Author: David Attermann, Portfolio Manager at M31 Capital, CoinDesk; Translated by: Bai Shui, Golden Finance
Centralized data networks (those owned or managed by a single entity) have been structurally compromised for years. Why? Single point of failure. If one entity (or even a few entities) has access to a database, then only one "point" needs to be compromised to gain full access. This is a serious issue for networks that store sensitive data such as customer information, government documents, and financial records, as well as networks that control critical infrastructure like the power grid.
In just 2024, billions of digital records have been stolen, resulting in an estimated loss of $1 trillion! Noteworthy breaches include nearly all customer information and call records of AT&T, half of Americans' personal health information, 700 million end-user records from companies using Snowflake, 10 billion unique passwords stored on RockYou24, and social security records of 300 million Americans.
This is not just a private sector issue - governments and critical national infrastructure also rely on centralized networks. Notable recent breaches include the theft of records of 22 million Americans from the U.S. Office of Personnel Management, as well as sensitive government communications from multiple U.S. federal agencies.
Despite spending hundreds of billions of dollars annually on cybersecurity, the scale of data breaches is growing, and their frequency is increasing. It is clear that incremental products cannot fix these network vulnerabilities - the infrastructure must be completely re-architected.
Artificial Intelligence Amplified the Problems
Recent advancements in generative artificial intelligence have made it easier to automate everyday tasks and improve work efficiency. However, the most useful and valuable AI applications require context, meaning access to sensitive user health, financial, and personal information. Because these AI models also require a significant amount of computing power, they essentially cannot run on consumer devices (computers, mobile devices) and must access public cloud networks like AWS to handle more complex inference requests. Given the serious inherent limitations of centralized networks mentioned above, the inability to securely connect sensitive user data with cloud AI has become a significant barrier to adoption.
Even Apple pointed this out in its Apple Intelligence announcement earlier this year, highlighting the need to access larger and more complex models from the cloud, and how traditional cloud models are no longer viable.

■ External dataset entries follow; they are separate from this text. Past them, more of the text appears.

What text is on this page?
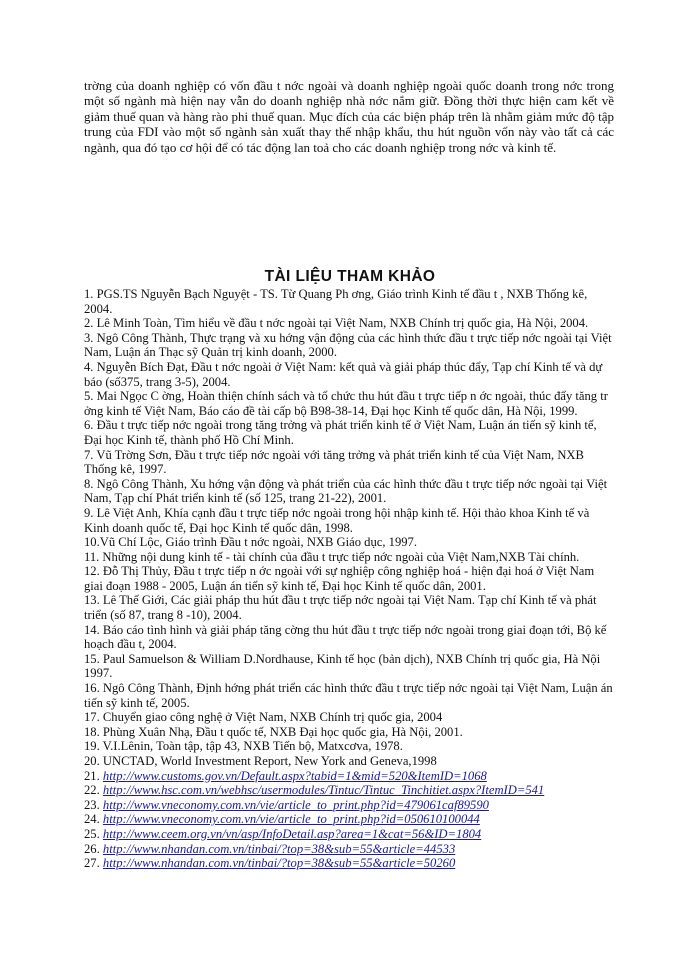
trờng của doanh nghiệp có vốn đầu t nớc ngoài và doanh nghiệp ngoài quốc doanh trong nớc trong một số ngành mà hiện nay vẫn do doanh nghiệp nhà nớc nắm giữ. Đồng thời thực hiện cam kết về giảm thuế quan và hàng rào phi thuế quan. Mục đích của các biện pháp trên là nhằm giảm mức độ tập trung của FDI vào một số ngành sản xuất thay thế nhập khẩu, thu hút nguồn vốn này vào tất cả các ngành, qua đó tạo cơ hội để có tác động lan toả cho các doanh nghiệp trong nớc và kinh tế.

TÀI LIỆU THAM KHẢO
1. PGS.TS Nguyễn Bạch Nguyệt - TS. Từ Quang Ph ơng, Giáo trình Kinh tế đầu t , NXB Thống kê, 2004.
2. Lê Minh Toàn, Tìm hiểu về đầu t nớc ngoài tại Việt Nam, NXB Chính trị quốc gia, Hà Nội, 2004.
3. Ngô Công Thành, Thực trạng và xu hớng vận động của các hình thức đầu t trực tiếp nớc ngoài tại Việt Nam, Luận án Thạc sỹ Quản trị kinh doanh, 2000.
4. Nguyễn Bích Đạt, Đầu t nớc ngoài ở Việt Nam: kết quả và giải pháp thúc đẩy, Tạp chí Kinh tế và dự báo (số375, trang 3-5), 2004.
5. Mai Ngọc C ờng, Hoàn thiện chính sách và tổ chức thu hút đầu t trực tiếp n ớc ngoài, thúc đẩy tăng tr ởng kinh tế Việt Nam, Báo cáo đề tài cấp bộ B98-38-14, Đại học Kinh tế quốc dân, Hà Nội, 1999.
6. Đầu t trực tiếp nớc ngoài trong tăng trởng và phát triển kinh tế ở Việt Nam, Luận án tiến sỹ kinh tế, Đại học Kinh tế, thành phố Hồ Chí Minh.
7. Vũ Trờng Sơn, Đầu t trực tiếp nớc ngoài với tăng trởng và phát triển kinh tế của Việt Nam, NXB Thống kê, 1997.
8. Ngô Công Thành, Xu hớng vận động và phát triển của các hình thức đầu t trực tiếp nớc ngoài tại Việt Nam, Tạp chí Phát triển kinh tế (số 125, trang 21-22), 2001.
9. Lê Việt Anh, Khía cạnh đầu t trực tiếp nớc ngoài trong hội nhập kinh tế. Hội thảo khoa Kinh tế và Kinh doanh quốc tế, Đại học Kinh tế quốc dân, 1998.
10.Vũ Chí Lộc, Giáo trình Đầu t nớc ngoài, NXB Giáo dục, 1997.
11. Những nội dung kinh tế - tài chính của đầu t trực tiếp nớc ngoài của Việt Nam,NXB Tài chính.
12. Đỗ Thị Thủy, Đầu t trực tiếp n ớc ngoài với sự nghiệp công nghiệp hoá - hiện đại hoá ở Việt Nam giai đoạn 1988 - 2005, Luận án tiến sỹ kinh tế, Đại học Kinh tế quốc dân, 2001.
13. Lê Thế Giới, Các giải pháp thu hút đầu t trực tiếp nớc ngoài tại Việt Nam. Tạp chí Kinh tế và phát triển (số 87, trang 8 -10), 2004.
14. Báo cáo tình hình và giải pháp tăng cờng thu hút đầu t trực tiếp nớc ngoài trong giai đoạn tới, Bộ kế hoạch đầu t, 2004.
15. Paul Samuelson & William D.Nordhause, Kinh tế học (bản dịch), NXB Chính trị quốc gia, Hà Nội 1997.
16. Ngô Công Thành, Định hớng phát triển các hình thức đầu t trực tiếp nớc ngoài tại Việt Nam, Luận án tiến sỹ kinh tế, 2005.
17. Chuyển giao công nghệ ở Việt Nam, NXB Chính trị quốc gia, 2004
18. Phùng Xuân Nhạ, Đầu t quốc tế, NXB Đại học quốc gia, Hà Nội, 2001.
19. V.I.Lênin, Toàn tập, tập 43, NXB Tiến bộ, Matxcơva, 1978.
20. UNCTAD, World Investment Report, New York and Geneva,1998
21. http://www.customs.gov.vn/Default.aspx?tabid=1&mid=520&ItemID=1068
22. http://www.hsc.com.vn/webhsc/usermodules/Tintuc/Tintuc_Tinchitiet.aspx?ItemID=541
23. http://www.vneconomy.com.vn/vie/article_to_print.php?id=479061caf89590
24. http://www.vneconomy.com.vn/vie/article_to_print.php?id=050610100044
25. http://www.ceem.org.vn/vn/asp/InfoDetail.asp?area=1&cat=56&ID=1804
26. http://www.nhandan.com.vn/tinbai/?top=38&sub=55&article=44533
27. http://www.nhandan.com.vn/tinbai/?top=38&sub=55&article=50260
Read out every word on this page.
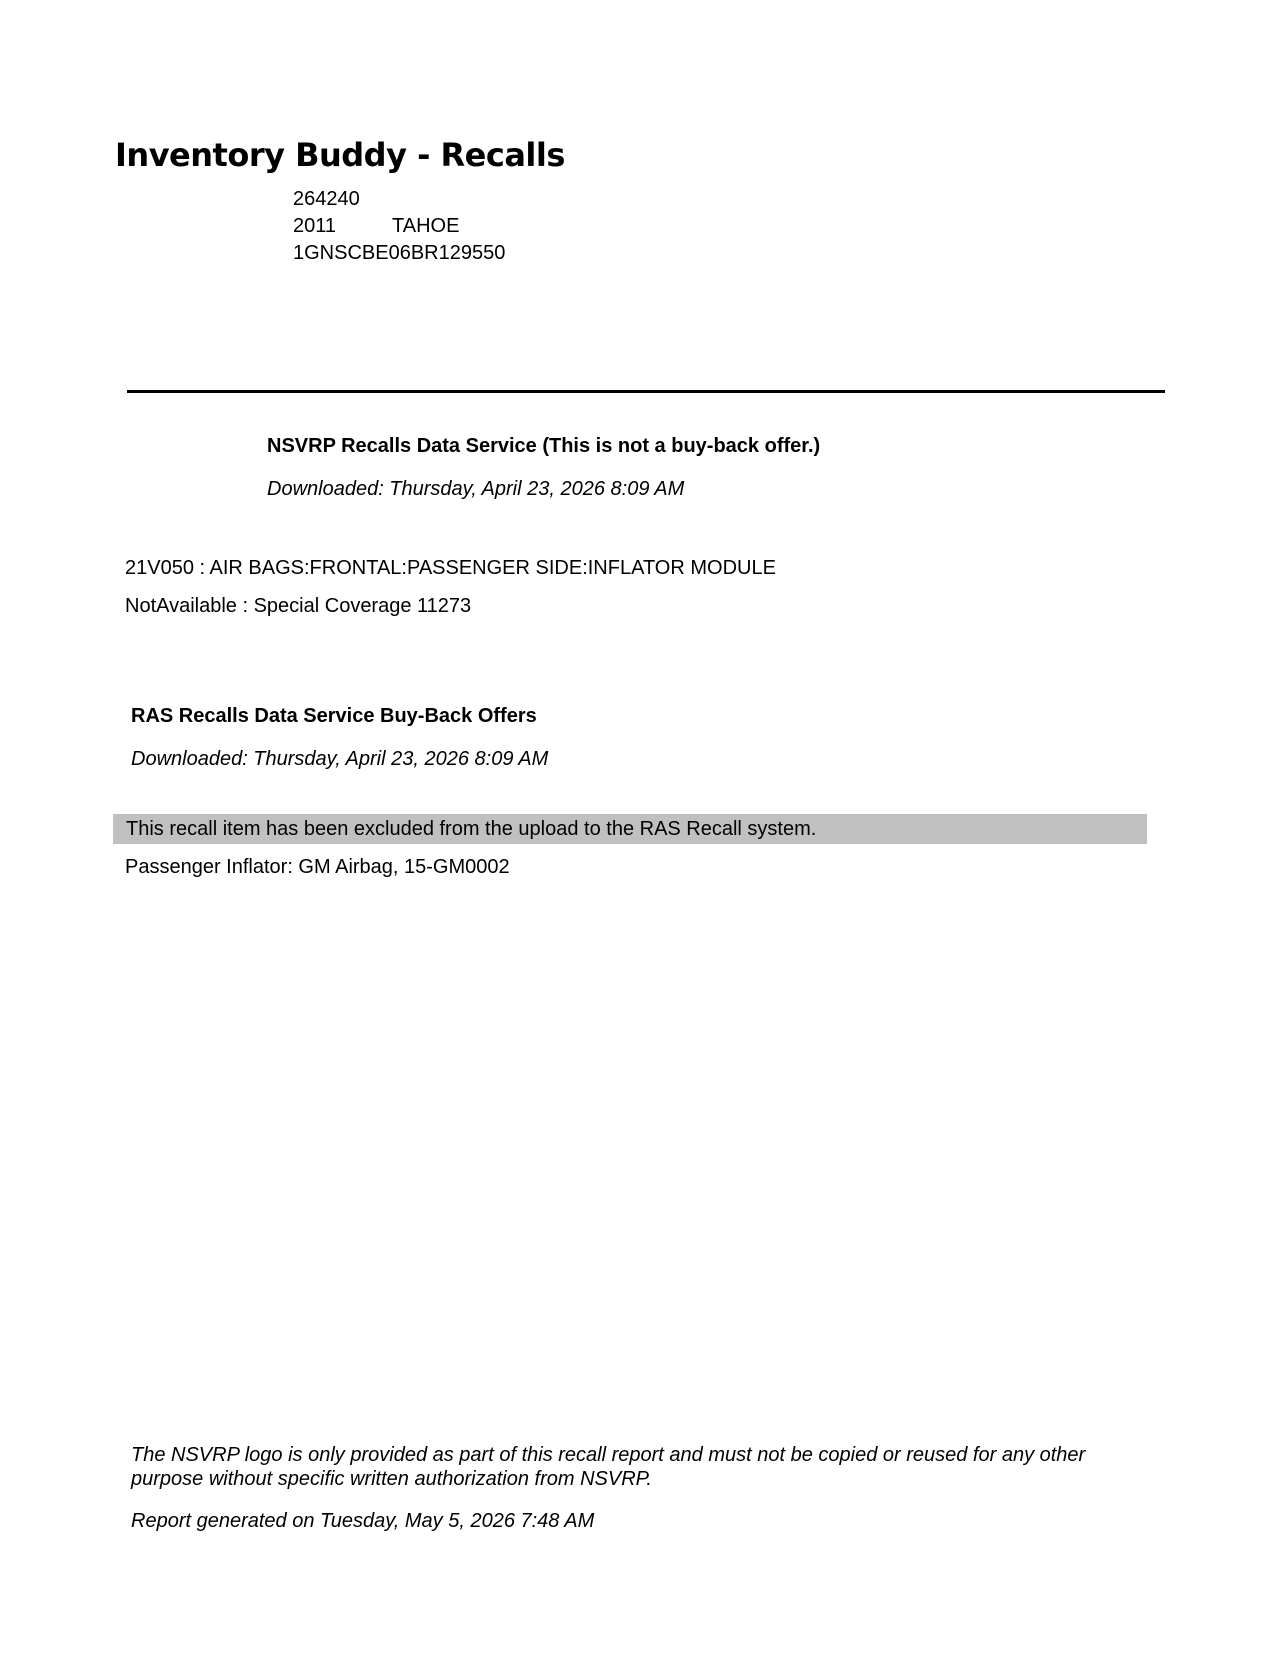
Inventory Buddy - Recalls
264240
2011	TAHOE
1GNSCBE06BR129550
NSVRP Recalls Data Service (This is not a buy-back offer.)
Downloaded: Thursday, April 23, 2026 8:09 AM
21V050 : AIR BAGS:FRONTAL:PASSENGER SIDE:INFLATOR MODULE
NotAvailable : Special Coverage 11273
RAS Recalls Data Service Buy-Back Offers
Downloaded: Thursday, April 23, 2026 8:09 AM
This recall item has been excluded from the upload to the RAS Recall system.
Passenger Inflator: GM Airbag, 15-GM0002
The NSVRP logo is only provided as part of this recall report and must not be copied or reused for any other purpose without specific written authorization from NSVRP.
Report generated on Tuesday, May 5, 2026 7:48 AM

They listed three specific reasons:
Privacy and Security Verification: Provider claims (such as not logging user data) often lack transparency and enforceability. Service updates or infrastructure troubleshooting may inadvertently log sensitive data.
Lack of Transparency in Runtime: Providers rarely disclose software details, and even with open-source tools, users cannot verify that services are running unmodified or detect changes.
Single Point of Failure: Administrators require elevated access for maintenance, which poses a risk of accidental data leakage or abuse by attackers targeting these privileged interfaces.
Fortunately, Web3 cloud platforms provide the perfect solution.
Blockchain Orchestrated Confidential Cloud (BOCC)
The BOCC network is similar to AWS, except it is entirely built on confidential hardware and managed by smart contracts. Although still in its early stages, the infrastructure has been developed for years and is starting to support Web3 projects and Web2 enterprise clients.
This technology addresses all the concerns previously mentioned by Apple:
Privacy and Security Verification: By orchestrating the network through public smart contracts, users can verify that user data is transmitted and used as promised.
Workload and Program Transparency: The network also verifies the work completed in confidential TEE, cryptographically proving that the correct hardware, data, and software were used, and that the output has not been tampered with. This information will also be submitted on-chain for public review.
Single Point of Failure: Network resources (data, software, hardware) can only be accessed with the owner's private key. Therefore, even if one user is compromised, only that user's resources are at risk.
While cloud AI presents tremendous disruptive opportunities for Web3, BOCC can be applied to any type of centralized data network (power grids, digital voting infrastructure, military IT, etc.), providing exceptional and verifiable privacy and security without sacrificing performance or introducing latency. Our digital infrastructure has never been more vulnerable, but blockchain orchestration can fix it.